Rove on Pelosi’s Health Reform Bill Print This Post Email This Post


Rove:

“Looking ahead, the bad news for Democrats is that the legislation that helped lead to the collapse of support for their party on Tuesday could yet inflict more pain on those foolish enough to support it. The health-care bill House Speaker Nancy Pelosi wants to vote on this week could sink an entire fleet of Democratic boats in 2010.

For starters, the bill is a lot more expensive than advertised. The Congressional Budget Office (CBO) pegs its cost at $1.055 trillion over 10 years, not the $894 billion Mrs. Pelosi claims. Politico reports that “the legislation is projected to create deficits over the second five years” by front-loading revenue and benefit cuts and back-loading costs. The real cost, according to a Republican House Budget Committee report, could be $2.4 trillion for its first decade of operation.

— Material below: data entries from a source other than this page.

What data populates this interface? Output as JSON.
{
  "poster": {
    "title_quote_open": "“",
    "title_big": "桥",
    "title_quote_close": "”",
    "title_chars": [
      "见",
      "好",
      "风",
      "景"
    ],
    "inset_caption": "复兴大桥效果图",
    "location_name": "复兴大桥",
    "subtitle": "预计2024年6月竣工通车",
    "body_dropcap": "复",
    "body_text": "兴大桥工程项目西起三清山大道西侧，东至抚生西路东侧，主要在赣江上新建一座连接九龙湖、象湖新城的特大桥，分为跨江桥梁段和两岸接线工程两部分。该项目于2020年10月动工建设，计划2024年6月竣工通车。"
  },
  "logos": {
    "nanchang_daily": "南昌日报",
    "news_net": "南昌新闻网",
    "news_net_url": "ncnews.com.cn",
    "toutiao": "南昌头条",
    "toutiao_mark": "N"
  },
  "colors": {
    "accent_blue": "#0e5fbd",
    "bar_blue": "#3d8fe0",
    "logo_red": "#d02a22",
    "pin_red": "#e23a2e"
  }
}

In its first 10 years, the bill calls for $572 billion in new taxes (including a 5.4% income surtax on anyone making more than $500,000 a year), and $426 billion in Medicare and Medicaid cuts, which will hurt seniors and the poor and could lead to rationing of care.

The Congressional Joint Committee on Taxation reported recently that the House’s legislation will whack small businesses because they would pay $153.5 billion of the surtax. Small businesses unable to provide health coverage to their workers would also pay up to 8% in new payroll taxes. This would cost them $135 billion more over the next decade, thereby diminishing their ability to create jobs.

In the House bill there is a $2 billion tax on those who already have health insurance, $20 billion in taxes on medical devices, $8 billion in taxes on anyone who buys over-the-counter drugs with money from their health-savings accounts, and $140 billion in higher taxes on drugs.

Mrs. Pelosi’s bill will drive up premiums. A family of four with an income of $78,000 would pay $13,800 for insurance a year by 2016, according to CBO. Their tab would average $11,000 without the bill.

Every American would be required to buy health insurance or be fined up to 2.5% of their income.

The CBO estimates the public option will have higher premiums than private plans, even though it will get a $2 billion, interest-free start-up loan from the government. The public option is also likely to mimic Medicare, which denies reimbursement claims at almost twice the rate of private insurers, according to the American Medical Association’s 2008 “National Health Insurer Report Card.”

The bill dumps $34 billion onto already strained state budgets by pushing more of the working poor off private insurance and into Medicaid. There’s no proof of citizenship required for the public option, so illegal aliens could get subsidies. And the legislation doesn’t close the door to using taxpayer funds on abortion.

Younger people with healthier lifestyles would subsidize older, sicker Americans as insurance companies lose flexibility to charge lower prices for healthier habits.

Every page of the 1,990 bill seems to contain a landmine that could explode on Democrats.”